DESCRIPTION (provided by applicant): Chronic obstructive pulmonary disease (COPD) is emerging as an important cause of morbidity in HIV-infected patients, likely due to multiple factors, including an increased prevalence of smoking, chronic inflammation and immune activation, oxidant stress and respiratory infections. Our preliminary data suggest that several lung matrix metalloproteinases (MMPs) are upregulated in HIV-infected smokers, which could contribute to accelerated emphysema by virtue of their ability to degrade extracellular matrix and basement membrane components. Based on these observations, we hypothesize that pharmacologic inhibition of MMPs by doxycycline, the only FDA-approved inhibitor of MMPs, will favorably modify the natural history of COPD in HIV-infected patients. To test this hypothesis, we propose conducting a phase II randomized, placebo-controlled trial of doxycycline for COPD in HIV-infected patients. Our research team, led by a pulmonologist / translational researcher with expertise in HIV-associated COPD and an infectious diseases specialist/clinical trials expert, is well positioned to propose such a trial to the NIH-funded AIDS Clinical Trials Group (ACTG). To achieve this end, we first propose to conduct a pilot study to enable us to address the following Specific aims: Aim 1. To determine the safety, tolerability, and biologic effects of twice daily doxycycline for 6 months in HIV-infected subjects with COPD; and Aim 2. To prepare and submit an application for a phase II clinical trial of doxycycline for COPD in HIV-infected subjects.

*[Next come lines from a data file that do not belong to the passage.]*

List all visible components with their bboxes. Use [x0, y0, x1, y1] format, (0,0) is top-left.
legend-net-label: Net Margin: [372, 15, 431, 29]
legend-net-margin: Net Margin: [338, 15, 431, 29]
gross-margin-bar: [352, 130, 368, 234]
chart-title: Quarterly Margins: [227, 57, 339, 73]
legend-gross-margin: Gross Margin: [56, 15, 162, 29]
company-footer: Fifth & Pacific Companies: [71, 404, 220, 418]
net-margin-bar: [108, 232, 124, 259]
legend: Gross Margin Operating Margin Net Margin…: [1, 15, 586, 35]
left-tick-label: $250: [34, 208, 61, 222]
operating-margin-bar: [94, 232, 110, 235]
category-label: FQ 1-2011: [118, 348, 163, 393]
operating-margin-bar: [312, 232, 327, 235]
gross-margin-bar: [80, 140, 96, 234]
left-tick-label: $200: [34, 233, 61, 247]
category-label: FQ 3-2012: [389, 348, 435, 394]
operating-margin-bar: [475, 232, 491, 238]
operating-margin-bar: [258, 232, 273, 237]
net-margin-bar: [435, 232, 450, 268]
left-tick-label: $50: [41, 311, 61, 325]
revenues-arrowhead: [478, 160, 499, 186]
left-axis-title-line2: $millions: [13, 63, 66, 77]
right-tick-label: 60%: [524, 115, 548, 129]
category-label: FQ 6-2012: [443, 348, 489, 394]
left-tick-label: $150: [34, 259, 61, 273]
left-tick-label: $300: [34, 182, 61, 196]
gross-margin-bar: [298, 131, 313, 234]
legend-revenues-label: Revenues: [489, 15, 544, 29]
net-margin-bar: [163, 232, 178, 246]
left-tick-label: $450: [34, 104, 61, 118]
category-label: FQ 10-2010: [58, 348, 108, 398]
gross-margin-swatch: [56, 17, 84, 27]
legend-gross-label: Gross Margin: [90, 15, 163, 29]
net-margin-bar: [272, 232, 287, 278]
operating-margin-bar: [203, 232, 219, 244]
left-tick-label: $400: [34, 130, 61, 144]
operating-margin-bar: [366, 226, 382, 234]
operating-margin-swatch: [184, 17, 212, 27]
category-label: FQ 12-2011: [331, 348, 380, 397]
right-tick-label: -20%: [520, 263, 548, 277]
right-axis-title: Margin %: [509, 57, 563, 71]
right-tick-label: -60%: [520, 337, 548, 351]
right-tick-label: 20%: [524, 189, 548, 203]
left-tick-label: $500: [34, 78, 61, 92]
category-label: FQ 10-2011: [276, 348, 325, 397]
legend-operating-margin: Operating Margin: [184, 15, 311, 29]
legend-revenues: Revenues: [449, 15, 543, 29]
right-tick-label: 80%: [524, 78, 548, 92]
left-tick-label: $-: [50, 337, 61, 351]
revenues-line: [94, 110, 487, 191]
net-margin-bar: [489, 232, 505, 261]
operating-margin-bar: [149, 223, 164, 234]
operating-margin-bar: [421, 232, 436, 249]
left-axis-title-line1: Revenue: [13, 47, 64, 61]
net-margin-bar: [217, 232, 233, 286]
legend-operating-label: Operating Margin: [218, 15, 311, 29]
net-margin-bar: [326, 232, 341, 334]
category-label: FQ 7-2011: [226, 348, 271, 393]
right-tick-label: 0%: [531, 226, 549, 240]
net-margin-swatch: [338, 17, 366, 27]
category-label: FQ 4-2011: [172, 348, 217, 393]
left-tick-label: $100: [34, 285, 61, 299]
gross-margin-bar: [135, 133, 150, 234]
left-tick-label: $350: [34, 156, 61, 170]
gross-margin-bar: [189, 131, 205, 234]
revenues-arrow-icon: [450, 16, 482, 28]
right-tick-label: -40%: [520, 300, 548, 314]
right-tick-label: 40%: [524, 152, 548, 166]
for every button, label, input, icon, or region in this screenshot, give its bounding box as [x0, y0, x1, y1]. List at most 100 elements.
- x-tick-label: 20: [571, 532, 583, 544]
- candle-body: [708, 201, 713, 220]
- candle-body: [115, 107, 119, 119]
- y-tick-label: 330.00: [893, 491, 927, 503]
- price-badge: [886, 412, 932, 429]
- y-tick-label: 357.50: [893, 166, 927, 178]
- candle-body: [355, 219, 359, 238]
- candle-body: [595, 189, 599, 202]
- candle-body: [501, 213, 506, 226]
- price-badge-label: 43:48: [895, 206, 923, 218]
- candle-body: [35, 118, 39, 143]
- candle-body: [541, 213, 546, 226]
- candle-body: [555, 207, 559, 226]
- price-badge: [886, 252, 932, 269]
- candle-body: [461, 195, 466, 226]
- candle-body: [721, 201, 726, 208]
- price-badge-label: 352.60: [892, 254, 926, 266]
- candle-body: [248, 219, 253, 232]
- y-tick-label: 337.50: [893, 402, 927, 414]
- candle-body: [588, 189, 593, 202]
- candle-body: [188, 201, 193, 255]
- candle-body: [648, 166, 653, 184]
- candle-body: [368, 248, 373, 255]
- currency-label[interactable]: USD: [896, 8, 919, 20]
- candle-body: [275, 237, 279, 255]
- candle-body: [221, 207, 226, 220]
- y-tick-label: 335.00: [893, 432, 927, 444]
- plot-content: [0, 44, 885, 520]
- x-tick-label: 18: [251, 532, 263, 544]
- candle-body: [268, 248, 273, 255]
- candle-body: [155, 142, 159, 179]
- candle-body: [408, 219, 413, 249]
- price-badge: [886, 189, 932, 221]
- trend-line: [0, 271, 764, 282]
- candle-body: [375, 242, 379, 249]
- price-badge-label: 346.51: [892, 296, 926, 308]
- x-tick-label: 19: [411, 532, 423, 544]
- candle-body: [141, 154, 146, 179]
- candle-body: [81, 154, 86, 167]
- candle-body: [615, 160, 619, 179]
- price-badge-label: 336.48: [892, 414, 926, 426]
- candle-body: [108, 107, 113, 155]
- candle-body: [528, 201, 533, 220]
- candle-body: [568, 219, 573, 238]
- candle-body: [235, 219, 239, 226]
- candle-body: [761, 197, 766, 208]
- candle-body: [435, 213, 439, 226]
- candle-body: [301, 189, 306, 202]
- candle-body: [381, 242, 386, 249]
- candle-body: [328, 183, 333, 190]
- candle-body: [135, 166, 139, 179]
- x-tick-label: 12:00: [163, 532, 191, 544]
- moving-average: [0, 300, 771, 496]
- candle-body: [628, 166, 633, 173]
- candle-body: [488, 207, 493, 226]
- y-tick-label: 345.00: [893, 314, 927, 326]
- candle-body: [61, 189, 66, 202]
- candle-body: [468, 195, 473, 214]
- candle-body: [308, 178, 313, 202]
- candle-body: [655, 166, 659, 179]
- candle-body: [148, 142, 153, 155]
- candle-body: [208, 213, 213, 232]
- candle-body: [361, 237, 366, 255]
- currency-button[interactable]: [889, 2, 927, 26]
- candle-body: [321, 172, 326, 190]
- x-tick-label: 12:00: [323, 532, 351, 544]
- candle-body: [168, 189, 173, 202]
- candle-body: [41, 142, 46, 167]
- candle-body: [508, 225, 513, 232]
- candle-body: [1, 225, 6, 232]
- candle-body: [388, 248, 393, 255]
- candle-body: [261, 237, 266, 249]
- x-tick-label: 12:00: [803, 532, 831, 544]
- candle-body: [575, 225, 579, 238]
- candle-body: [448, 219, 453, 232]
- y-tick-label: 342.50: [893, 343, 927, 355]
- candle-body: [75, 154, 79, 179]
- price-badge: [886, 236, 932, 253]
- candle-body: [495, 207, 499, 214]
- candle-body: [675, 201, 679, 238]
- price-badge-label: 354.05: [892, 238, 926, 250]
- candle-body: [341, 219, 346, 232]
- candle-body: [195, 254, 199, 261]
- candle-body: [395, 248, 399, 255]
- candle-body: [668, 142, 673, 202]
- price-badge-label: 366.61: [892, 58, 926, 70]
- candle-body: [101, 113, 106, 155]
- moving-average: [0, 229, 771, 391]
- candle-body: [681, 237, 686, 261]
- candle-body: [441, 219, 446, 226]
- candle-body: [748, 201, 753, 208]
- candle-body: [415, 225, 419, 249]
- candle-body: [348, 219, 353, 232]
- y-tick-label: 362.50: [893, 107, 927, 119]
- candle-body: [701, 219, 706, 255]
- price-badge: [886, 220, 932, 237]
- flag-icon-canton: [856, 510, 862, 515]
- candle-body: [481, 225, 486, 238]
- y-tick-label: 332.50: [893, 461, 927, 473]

To address the first aim, we will conduct a randomized, double-blind, placebo-controlled pilot study of doxycycline 100 mg twice daily in 30 HIV-infected subjects with COPD (2:1 doxy:placebo). The primary endpoint will be safety/tolerability and secondary endpoints will include change in FEV1, reduction of MMP activity in epithelial lining fluid and cells obtained by bronchoscopy and doxycycline levels in blood, ELF and BAL cell pellets. In addition to providing novel insights into the biologic effects of doxycycline in the lung, the pilot study will inform selection of endpoints for a phase II trial, which ultimately will address an unmet medical need for novel interventions for COPD/emphysema in HIV-infected patients.

描述（由申请人提供）：慢性阻塞性肺病（COPD）正在成为艾滋病毒感染者发病的一个重要原因，可能是由于多种因素造成的，包括吸烟率增加、慢性炎症和免疫激活、氧化应激和呼吸道感染。我们的初步数据表明，几种肺基质金属蛋白酶（MMP）在感染艾滋病毒的吸烟者中表达上调，这可能因其降解细胞外基质和基底膜成分的能力而加速肺气肿。基于这些观察结果，我们假设多西环素（FDA 批准的唯一 MMP 抑制剂）对 MMP 的药理抑制将有利地改变 HIV 感染患者 COPD 的自然史。为了检验这一假设，我们建议对 HIV 感染者进行多西环素治疗 COPD 的 II 期随机、安慰剂对照试验。我们的研究团队由一位在 HIV 相关慢性阻塞性肺病方面具有专业知识的肺科医生/转化研究员和一位传染病专家/临床试验专家领导，完全有能力向 NIH 资助的艾滋病临床试验组 (ACTG) 提出这样的试验。为了实现这一目标，我们首先建议进行一项试点研究，使我们能够实现以下具体目标： 目标 1. 确定每日两次多西环素对于患有慢性阻塞性肺病 (COPD) 的 HIV 感染受试者为期 6 个月的安全性、耐受性和生物效应;目标 2. 准备并提交多西环素治疗 HIV 感染者 COPD 的 II 期临床试验申请。为了实现第一个目标，我们将在 30 名患有慢性阻塞性肺病 (COPD) 的 HIV 感染受试者中进行一项随机、双盲、安慰剂对照的初步研究，使用强力霉素 100 毫克，每天两次（2:1 强力霉素：安慰剂）。主要终点是安全性/耐受性，次要终点包括 FEV1 的变化、上皮衬里液和支气管镜检查获得的细胞中 MMP 活性的降低以及血液、ELF 和 BAL 细胞沉淀中的多西环素水平。除了提供关于多西环素在肺部的生物学效应的新见解外，该试点研究还将为 II 期试验终点的选择提供信息，最终将解决艾滋病毒感染患者慢性阻塞性肺病/肺气肿新干预措施未得到满足的医疗需求。